"似合う"を考える

似合うとはなんなのだろうか。
かなり抽象的で、個人によって認識に差がある表現だ。

職業柄、街行く人の服装に目が行きがちだが、自分に似合う服装をしている人の割合はどれくらいだろうと考えていると、およそ2割あればいい方だろうと思う。
それでは残りの8割近くは似合っていないのかというと、そういうわけでもない。
通勤通学のためのフォーマルな姿であったり、部活帰りのジャージ姿であったり、社会的属性に即した格好であることも多い。好みに関わらず、そういう決まりだからと制服化している面もある。
TPOを優先した服装というものも当然大事だ。

しかしその制服化したスーツでも似合っている人とそうでない人がいるのも確かだ。

"似合う"という言葉を言い換えれば、"らしい"とも言える。
これはさらに”キャラクターに即している”とも言えるだろう。
例えば新学期の中学一年生。初めて制服に袖を通し、シワや擦れ一つない生地で、成長を見込まれた少し大きめの制服は、初々しいが似合っていない。
しかし3年性にもなれば、体格も大きくなり、本人も学生生活にも慣れて新鮮さを感じておらず、毎日使い込まれた制服のくたり感や、全体から発せられる雰囲気がいかにも学生らしく見える。
これは、制服という慣れていなかったものに、心身ともに追いついたということである。社会人のスーツについても同じである。

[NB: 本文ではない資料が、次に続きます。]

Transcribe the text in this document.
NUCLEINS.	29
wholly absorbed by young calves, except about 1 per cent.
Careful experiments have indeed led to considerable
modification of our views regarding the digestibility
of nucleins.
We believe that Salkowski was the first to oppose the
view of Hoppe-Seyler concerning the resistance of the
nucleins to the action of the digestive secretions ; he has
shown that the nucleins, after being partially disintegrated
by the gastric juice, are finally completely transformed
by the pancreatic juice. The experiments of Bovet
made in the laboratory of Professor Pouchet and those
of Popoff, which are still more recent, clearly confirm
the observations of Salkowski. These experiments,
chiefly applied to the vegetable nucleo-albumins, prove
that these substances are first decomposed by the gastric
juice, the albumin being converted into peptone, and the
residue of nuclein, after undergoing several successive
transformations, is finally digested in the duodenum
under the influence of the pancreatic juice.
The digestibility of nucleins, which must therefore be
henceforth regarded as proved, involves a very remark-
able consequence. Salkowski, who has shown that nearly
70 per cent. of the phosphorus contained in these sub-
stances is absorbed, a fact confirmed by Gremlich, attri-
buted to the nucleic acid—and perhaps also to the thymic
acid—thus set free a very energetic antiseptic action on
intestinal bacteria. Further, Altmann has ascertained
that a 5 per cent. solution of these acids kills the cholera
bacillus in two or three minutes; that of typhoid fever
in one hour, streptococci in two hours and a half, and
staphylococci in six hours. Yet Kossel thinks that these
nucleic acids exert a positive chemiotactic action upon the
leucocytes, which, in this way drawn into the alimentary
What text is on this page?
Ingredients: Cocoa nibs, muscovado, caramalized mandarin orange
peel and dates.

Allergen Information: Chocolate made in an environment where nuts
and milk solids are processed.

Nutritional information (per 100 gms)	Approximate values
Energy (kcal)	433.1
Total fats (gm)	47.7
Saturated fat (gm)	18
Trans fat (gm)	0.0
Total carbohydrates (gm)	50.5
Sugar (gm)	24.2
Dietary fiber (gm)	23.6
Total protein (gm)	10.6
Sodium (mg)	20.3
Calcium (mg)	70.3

いやいや長年社会人をやっていても、スーツが似合わない人もいるじゃないかと思うだろうが、これを先程の話に即せば、スーツに心が追いついていないからだと思う。より詳しく言えば、スーツの持つ社会的なイメージに、心身が追いついていない、伴っていないということだ。

似合う似合わないという判断は、常に他人から下されるものだ。
つまりは服を着る本人は、多くの場合服が自分に似合っているかを客観的になって判断しなければならない
その際に重要な物差しの一つになるのが、"イメージ"である。

例えばスーツのイメージはどうだろう。
世界基準にフォーマルな服装として認識されているスーツは、正装としても扱われる。
清潔感があり、礼儀正しく、信頼感がある。
(このイメージを利用して、多くの詐欺師や胡散臭い職業の多くはスーツを着るのだそうだ。見た目や言動からいかにも胡散臭いと思割れる詐欺師は、詐欺師としては3流だろう。)
そんな社会的なイメージのあるスーツが似合っている人とはどんな人だろうか。
髪は短く、綺麗にセットされていて、髭もなく姿勢も正しい。
綺麗に磨かれた革靴に、体型に合ったシワのないスーツ。電車でもマナーを守った立ち振る舞いであれば、俗にキマっている、スーツが似合う人だろう。
ところが寝癖がついたままだったり、無精髭が生えているとどうだろう。
姿勢も悪く、マナーも悪い。これではいくら高いスーツを着ていても似合っているとは言えない。
つまりはスーツのイメージに合っていないのである。

若者のような全身ストリートな服装をしたおじさん。
憧れのロックバンドのような姿をしたおとなしそうな青年。
大学デビューだと意気込んで、とりあえず髪だけ染めてみた大学生。
街中でも多く見かけるのではないだろうか?
その多くが似合っていない。らしくないからだ。
真新しい制服に身を包んだ新中学1年性のように、心も体もついてきていない。あるいは理想だけが先行し、自身を客観的に見れていない。

これを踏まえると"似合っていない"とは、服装の持つ社会的なイメージを捉えられず、客観性もないために、服とそれを着ている自分の擦り合わせができていない、チグハグな状態と言える。